My body image has been so horrible these last few days. It’s gotten to the point where I cried over it, and I haven’t done that in a long time. I don’t know if it’s because I decreased my meds without medical supervision, or if it’s because my period is coming, or if it’s just because I’ve been eating more than I would like. My cravings have been through the roof, and the worse my body image gets, the more I think about food.
I weighed myself this morning, and I seemed to have gained two pounds in one week. I’m not happy, and today I limited my food intake. I had a granola bar for breakfast, a smoothie for lunch, and a small dinner. Oh yeah, I had some beef jerky as a snack. It may not look like a lot of food, but I feel fat, bloated, full, and gross.

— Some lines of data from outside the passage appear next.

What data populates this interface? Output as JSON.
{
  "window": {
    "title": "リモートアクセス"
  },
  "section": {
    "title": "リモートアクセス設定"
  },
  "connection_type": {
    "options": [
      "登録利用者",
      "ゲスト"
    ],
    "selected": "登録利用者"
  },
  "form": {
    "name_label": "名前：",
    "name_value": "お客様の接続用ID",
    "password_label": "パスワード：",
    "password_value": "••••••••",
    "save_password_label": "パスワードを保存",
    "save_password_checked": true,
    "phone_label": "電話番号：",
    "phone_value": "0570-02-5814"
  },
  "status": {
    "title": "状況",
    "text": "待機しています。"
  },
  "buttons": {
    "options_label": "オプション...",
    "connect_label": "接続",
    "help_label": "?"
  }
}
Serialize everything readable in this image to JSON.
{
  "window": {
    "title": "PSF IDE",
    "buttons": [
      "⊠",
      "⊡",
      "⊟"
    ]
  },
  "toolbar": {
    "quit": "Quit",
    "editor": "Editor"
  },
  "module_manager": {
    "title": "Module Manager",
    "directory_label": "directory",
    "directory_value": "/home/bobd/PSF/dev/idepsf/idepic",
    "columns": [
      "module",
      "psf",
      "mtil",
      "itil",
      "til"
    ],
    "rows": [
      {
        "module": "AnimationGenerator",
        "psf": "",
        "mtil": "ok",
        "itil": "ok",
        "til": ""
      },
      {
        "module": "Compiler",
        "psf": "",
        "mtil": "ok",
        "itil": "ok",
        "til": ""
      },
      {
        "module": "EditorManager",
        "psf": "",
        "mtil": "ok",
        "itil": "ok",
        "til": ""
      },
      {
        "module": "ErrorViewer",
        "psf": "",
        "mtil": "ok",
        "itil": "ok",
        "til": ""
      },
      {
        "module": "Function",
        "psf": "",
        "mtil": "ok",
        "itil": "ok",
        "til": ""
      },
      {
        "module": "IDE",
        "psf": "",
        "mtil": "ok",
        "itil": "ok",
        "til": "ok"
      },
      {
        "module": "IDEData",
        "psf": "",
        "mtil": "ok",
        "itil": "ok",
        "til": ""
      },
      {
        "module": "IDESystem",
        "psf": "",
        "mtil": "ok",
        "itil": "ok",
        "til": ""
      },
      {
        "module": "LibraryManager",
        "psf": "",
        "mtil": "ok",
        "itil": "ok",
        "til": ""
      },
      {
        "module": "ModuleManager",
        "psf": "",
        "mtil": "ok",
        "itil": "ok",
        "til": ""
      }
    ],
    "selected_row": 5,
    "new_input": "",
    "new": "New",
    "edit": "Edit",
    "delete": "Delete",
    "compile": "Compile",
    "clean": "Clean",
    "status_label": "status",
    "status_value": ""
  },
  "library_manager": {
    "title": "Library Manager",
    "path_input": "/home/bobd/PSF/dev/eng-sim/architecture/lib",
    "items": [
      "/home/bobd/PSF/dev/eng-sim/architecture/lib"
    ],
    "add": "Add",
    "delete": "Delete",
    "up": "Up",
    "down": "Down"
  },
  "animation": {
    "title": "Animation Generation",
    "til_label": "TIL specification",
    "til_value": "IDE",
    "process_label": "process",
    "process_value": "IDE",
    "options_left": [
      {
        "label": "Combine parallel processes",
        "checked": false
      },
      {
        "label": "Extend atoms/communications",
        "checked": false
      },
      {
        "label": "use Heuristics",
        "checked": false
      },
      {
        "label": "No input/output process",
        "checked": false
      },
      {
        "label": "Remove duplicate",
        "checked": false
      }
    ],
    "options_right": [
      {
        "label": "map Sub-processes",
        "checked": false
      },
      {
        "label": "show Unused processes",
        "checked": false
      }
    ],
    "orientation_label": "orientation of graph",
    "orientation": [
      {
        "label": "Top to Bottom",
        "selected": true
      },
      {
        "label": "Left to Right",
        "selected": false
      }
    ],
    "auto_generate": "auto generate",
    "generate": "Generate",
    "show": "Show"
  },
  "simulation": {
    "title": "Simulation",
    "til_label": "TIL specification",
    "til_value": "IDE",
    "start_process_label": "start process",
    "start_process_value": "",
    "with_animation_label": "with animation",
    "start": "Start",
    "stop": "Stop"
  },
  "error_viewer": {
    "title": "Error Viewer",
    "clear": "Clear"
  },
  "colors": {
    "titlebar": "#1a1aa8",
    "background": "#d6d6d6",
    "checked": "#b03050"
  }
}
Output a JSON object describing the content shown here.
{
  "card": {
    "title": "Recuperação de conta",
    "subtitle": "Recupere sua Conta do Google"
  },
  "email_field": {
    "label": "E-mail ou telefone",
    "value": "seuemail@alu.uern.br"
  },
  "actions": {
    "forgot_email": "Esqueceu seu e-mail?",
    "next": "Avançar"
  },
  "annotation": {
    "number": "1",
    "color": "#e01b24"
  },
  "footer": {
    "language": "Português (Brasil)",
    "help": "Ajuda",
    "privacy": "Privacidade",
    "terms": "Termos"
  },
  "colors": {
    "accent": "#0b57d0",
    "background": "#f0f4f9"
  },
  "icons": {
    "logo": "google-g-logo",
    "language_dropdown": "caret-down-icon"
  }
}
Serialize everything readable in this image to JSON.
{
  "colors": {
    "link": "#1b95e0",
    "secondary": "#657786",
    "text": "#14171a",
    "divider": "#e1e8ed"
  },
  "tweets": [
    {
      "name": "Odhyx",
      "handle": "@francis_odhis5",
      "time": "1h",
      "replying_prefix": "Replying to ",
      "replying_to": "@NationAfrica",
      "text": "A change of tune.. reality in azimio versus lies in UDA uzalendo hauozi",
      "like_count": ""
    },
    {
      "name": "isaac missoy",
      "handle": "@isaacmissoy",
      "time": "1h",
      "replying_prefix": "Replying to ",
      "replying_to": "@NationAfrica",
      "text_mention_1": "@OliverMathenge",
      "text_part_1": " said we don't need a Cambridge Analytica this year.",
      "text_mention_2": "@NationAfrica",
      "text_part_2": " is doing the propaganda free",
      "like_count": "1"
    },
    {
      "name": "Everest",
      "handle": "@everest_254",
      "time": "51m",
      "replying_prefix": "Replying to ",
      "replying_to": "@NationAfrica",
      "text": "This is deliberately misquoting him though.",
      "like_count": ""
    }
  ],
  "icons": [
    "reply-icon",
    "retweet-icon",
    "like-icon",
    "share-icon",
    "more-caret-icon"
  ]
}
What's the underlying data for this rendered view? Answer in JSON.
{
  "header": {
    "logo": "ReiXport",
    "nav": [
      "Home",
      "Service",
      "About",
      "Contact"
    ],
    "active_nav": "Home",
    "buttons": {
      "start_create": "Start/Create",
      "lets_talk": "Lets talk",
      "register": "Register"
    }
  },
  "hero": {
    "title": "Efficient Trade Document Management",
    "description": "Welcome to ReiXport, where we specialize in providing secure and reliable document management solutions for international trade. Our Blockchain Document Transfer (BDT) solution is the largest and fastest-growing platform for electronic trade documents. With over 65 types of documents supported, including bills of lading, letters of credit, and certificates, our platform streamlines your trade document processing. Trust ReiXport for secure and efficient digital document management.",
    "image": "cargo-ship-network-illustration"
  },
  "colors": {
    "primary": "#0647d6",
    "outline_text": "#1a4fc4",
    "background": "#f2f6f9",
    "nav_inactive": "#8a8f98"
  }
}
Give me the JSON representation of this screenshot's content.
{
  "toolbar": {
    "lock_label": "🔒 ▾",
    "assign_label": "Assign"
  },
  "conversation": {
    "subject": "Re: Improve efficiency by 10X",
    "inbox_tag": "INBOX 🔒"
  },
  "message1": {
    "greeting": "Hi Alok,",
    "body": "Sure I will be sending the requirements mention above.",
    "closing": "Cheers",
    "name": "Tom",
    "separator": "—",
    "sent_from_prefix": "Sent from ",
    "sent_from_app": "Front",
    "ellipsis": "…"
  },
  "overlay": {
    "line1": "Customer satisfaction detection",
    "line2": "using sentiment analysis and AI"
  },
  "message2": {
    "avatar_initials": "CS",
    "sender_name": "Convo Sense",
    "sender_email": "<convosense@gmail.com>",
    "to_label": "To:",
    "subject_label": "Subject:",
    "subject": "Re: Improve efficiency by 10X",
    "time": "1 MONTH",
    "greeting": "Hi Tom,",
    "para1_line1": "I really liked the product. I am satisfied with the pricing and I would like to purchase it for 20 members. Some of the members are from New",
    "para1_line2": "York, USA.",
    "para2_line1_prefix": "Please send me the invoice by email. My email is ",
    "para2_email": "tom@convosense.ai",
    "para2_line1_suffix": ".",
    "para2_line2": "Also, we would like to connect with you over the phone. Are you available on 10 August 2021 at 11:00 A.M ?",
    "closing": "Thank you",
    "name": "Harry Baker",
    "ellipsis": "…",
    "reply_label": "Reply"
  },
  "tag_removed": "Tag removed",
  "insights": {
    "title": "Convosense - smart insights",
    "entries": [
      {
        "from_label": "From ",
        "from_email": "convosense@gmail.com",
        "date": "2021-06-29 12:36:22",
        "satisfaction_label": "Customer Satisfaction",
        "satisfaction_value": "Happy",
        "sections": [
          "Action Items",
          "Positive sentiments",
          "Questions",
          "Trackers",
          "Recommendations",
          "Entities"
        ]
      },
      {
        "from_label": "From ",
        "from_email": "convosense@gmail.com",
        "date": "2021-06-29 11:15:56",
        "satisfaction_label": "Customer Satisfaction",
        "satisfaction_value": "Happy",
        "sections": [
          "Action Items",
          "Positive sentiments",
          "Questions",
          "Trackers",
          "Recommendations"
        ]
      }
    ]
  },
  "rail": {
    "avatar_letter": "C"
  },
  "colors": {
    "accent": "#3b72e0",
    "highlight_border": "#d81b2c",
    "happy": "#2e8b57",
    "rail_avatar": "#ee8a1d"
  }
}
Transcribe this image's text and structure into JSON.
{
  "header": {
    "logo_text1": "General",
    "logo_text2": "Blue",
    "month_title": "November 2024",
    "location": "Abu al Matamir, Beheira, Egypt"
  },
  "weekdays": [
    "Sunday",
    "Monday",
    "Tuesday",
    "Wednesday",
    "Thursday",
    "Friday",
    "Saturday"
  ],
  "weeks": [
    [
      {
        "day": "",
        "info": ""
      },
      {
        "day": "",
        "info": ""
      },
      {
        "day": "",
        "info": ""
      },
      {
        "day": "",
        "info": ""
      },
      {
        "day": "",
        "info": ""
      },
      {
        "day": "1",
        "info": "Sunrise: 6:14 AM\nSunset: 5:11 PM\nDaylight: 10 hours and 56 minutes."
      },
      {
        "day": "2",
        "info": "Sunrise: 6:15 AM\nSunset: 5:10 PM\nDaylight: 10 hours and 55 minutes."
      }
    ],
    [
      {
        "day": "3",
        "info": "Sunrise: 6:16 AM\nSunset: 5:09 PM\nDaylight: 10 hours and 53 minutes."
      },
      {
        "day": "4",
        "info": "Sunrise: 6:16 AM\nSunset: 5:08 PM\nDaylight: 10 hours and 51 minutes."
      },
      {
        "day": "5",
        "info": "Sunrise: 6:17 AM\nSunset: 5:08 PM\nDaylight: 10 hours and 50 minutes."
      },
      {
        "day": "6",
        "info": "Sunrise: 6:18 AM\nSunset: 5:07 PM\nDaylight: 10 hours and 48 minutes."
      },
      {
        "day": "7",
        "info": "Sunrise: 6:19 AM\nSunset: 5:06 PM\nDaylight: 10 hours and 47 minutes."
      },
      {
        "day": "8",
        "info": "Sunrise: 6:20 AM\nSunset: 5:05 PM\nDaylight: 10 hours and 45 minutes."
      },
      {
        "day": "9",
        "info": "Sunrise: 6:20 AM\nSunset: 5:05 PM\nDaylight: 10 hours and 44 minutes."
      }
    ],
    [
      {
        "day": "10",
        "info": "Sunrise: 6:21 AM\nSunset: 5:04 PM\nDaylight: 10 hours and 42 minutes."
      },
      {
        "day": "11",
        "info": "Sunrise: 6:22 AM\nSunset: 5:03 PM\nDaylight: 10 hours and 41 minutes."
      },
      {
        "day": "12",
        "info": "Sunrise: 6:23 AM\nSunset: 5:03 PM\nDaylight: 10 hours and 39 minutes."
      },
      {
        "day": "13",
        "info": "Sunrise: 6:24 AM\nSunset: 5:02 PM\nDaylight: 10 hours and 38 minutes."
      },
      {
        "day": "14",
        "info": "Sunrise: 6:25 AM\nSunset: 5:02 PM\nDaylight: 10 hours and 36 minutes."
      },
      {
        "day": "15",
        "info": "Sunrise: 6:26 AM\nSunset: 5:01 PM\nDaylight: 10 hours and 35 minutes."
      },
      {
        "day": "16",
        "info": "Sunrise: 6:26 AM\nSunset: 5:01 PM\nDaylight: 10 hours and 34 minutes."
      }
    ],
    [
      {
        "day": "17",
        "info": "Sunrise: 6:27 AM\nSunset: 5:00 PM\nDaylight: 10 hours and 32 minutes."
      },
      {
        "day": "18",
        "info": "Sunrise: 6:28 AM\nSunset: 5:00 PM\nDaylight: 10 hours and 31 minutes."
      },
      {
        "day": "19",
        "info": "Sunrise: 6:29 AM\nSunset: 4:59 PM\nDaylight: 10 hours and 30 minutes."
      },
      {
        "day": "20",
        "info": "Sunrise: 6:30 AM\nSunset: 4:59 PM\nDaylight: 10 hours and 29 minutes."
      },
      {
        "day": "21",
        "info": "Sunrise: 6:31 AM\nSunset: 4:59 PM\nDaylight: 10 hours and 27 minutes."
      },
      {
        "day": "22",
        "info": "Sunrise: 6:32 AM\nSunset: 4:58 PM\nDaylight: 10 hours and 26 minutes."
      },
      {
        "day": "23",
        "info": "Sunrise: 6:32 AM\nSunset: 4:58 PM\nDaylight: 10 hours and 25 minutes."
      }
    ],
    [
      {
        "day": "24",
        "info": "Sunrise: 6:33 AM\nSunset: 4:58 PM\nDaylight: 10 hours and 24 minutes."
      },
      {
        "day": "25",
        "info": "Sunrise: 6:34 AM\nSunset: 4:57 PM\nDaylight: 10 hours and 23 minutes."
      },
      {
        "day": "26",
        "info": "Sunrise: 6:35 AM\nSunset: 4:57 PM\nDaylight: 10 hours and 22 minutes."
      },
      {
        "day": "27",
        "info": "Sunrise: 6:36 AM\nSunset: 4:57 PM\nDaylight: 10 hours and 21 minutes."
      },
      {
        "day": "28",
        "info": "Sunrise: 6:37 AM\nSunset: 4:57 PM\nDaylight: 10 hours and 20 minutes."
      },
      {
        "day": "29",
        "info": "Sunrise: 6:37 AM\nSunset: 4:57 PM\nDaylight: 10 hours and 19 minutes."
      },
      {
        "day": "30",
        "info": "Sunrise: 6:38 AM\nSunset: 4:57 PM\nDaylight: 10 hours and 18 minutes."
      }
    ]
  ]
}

I got a sponser. Tomorrow we are going over my first step. I’m not sure what that entails, so we shall see. I’m sort of excited.
I hate my body. I really, really do. I can’t stand to be in my body, and I wish I was taller and leaner. I have huge hips and thighs. I need to start working out, but I hate working out more than anything. Which is why I am depressed, because although I’d like to lose my fat areas the healthy way, I won’t do it because I am lazy and unmotivated.
I’m really hoping this phase will end once my period comes and goes. Because I feel like I’m slipping. And lately I haven’t been sexual at all. I’m not sure if this is eating disorder related, but the urge to do anything intimate is gone and has been for months. I think that has to do with my meds. I want to get off them as soon as I can.
I hate this. I really wish I wasn’t feeling this way.